Essa foi uma das conquistas dos trabalhadores após paralisação de dois dias para reivindicar melhores condições de trabalho. A empresa se comprometeu a tentar resolver alguns dos itens da pauta de reivindicação elaborada em assembléia.
Segundo comunicado emitido pelo coordenador do grupo de trabalhadores da empreiteira, Edilson Lapa Pinheiro, a empresa MCE Sul teria se comprometido a resolver alguns dos itens da pauta de reivindicações emitidas na última segunda-feira.
A empresa se empenharia em resolver as questões referentes às horas extras no sábado, a criação de uma Comissão Interna de Prevenção de Acidentes (Cipa) e o fornecimento de holerites de pagamento antecipado. Além de não descontar os dois dias em que os trabalhadores ficaram parados.
Ainda segundo o boletim, a MCE Sul terá que criar um escritório da empresa em Pederneiras para realizar a admissão e os acertos de seus funcionários. Também teria ficado acertado, conforme o boletim, que os alojamentos dos trabalhadores continuarão a serem vistoriados pela fiscalização da Ajinomoto.
Os trabalhadores da empreiteira paralisaram os serviços na última segunda-feira e reivindicaram junto à representantes da MCE Sul e direção da Ajinomoto a discussão de alguns itens levantados por eles em assembléia. Entre eles o aumento salarial de 25%, pagamento de 7% de produtividade e 100% pelas horas extras trabalhadas no sábado. Além de melhorias nas condições dos alojamentos.
José Teófilo Júnior, representante de Recursos Humanos da MCE Sul, disse ontem que a empresa não aceita pagar 100% sobre as horas extras de sábado. Segundo ele, o percentual continuará sendo de 60% como manda o acordo coletivo.
Sobre a abertura de um escritório da empresa em Pederneiras, Teófilo disse que ele já existe e está em pleno funcionamento. Ele confirmou, entretanto, que a empresa não irá descontar os dias parados dos funcionários.

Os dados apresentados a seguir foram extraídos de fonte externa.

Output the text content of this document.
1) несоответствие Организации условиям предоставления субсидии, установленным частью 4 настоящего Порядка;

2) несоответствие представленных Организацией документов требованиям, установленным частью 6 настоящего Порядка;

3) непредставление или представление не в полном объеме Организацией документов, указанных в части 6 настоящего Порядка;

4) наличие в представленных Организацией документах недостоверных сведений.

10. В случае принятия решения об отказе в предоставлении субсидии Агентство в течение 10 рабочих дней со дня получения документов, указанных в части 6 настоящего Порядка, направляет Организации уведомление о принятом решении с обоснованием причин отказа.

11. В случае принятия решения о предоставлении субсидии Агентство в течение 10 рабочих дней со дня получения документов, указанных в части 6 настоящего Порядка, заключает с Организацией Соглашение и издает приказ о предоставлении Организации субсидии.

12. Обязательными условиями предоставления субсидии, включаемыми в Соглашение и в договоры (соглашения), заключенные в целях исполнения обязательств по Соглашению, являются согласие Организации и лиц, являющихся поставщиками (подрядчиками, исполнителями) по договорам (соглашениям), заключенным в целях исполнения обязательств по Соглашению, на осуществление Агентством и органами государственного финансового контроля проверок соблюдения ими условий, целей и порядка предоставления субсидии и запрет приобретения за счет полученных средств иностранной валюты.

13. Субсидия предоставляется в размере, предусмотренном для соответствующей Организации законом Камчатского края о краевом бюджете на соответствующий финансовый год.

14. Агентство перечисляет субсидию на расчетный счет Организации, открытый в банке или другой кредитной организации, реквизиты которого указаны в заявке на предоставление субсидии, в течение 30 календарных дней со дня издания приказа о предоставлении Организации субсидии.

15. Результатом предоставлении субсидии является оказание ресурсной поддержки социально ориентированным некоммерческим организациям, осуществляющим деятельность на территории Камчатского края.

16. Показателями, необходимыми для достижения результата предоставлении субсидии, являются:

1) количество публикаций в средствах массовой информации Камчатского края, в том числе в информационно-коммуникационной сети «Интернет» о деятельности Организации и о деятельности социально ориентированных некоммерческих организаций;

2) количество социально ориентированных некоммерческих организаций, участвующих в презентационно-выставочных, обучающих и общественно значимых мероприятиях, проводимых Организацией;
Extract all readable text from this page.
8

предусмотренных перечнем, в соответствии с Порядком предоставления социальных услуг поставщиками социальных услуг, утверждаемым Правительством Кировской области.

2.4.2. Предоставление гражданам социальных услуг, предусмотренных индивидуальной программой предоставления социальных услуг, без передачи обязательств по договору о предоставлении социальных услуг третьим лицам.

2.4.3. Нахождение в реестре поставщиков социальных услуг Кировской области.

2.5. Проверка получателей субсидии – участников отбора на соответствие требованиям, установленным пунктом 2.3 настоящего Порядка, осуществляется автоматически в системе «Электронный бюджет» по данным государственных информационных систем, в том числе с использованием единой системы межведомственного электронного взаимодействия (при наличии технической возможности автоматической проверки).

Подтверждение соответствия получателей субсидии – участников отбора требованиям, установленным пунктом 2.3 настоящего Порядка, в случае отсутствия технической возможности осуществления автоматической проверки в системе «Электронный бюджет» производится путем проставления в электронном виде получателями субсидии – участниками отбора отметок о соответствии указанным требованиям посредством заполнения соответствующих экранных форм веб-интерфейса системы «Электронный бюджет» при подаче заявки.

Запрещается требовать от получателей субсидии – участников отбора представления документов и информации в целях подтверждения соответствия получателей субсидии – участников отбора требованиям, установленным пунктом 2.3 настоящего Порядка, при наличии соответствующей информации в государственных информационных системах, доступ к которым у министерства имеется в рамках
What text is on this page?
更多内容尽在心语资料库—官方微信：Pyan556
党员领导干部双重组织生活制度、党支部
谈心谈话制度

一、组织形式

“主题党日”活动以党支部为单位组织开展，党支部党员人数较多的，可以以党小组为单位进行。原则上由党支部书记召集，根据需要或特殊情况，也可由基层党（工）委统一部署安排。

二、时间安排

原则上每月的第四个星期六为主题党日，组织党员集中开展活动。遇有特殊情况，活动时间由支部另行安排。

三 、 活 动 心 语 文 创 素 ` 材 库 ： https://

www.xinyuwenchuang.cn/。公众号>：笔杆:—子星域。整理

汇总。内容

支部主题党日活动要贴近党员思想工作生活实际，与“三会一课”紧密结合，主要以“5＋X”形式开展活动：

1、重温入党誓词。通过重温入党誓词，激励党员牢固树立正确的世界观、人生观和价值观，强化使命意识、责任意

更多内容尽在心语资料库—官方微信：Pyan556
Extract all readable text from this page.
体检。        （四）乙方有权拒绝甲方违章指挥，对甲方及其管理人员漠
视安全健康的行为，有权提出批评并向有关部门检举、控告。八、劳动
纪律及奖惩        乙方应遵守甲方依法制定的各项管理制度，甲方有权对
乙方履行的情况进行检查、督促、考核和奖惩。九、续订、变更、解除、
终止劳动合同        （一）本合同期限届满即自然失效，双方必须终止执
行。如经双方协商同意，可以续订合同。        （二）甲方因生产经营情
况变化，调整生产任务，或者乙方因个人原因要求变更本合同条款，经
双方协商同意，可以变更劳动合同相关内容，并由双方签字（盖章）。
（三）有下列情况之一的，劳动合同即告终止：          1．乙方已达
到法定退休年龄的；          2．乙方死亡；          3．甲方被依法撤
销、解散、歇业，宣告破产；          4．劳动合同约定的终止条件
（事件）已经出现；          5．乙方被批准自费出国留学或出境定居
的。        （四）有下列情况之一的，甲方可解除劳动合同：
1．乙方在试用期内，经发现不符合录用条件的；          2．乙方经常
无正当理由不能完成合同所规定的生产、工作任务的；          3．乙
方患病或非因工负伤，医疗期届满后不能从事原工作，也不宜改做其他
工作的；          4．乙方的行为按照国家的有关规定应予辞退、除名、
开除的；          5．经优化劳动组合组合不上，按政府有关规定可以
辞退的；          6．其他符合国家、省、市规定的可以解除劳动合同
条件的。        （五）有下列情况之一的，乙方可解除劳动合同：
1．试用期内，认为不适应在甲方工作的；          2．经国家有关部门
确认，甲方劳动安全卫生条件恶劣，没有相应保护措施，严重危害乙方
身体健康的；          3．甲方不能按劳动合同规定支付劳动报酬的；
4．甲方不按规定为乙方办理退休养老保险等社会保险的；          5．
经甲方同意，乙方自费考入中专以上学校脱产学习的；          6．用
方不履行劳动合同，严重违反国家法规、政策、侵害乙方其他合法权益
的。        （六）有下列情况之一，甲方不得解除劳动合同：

Quanto ao reajuste salarial, a empresa informou que só vai falar sobre o assunto no mês que vem, quando começam as negociações entre os sindicatos patronais e de trabalhadores.
Apesar da paralisação dos funcionários da MCE Sul, o gerente administrativo da Ajinomoto, Sebastião Silvio Panobianco, disse que o cronograma das obras continua o mesmo. Segundo ele, a previsão é de que a empresa entre em funcionamento no fim de maio.
Além da MCE Sul, existem outras 19 empresas trabalhando na construção da fábrica. Ao todo, são 1.400 trabalhadores. Desses, cerca de 10% pertencem à MCE Sul.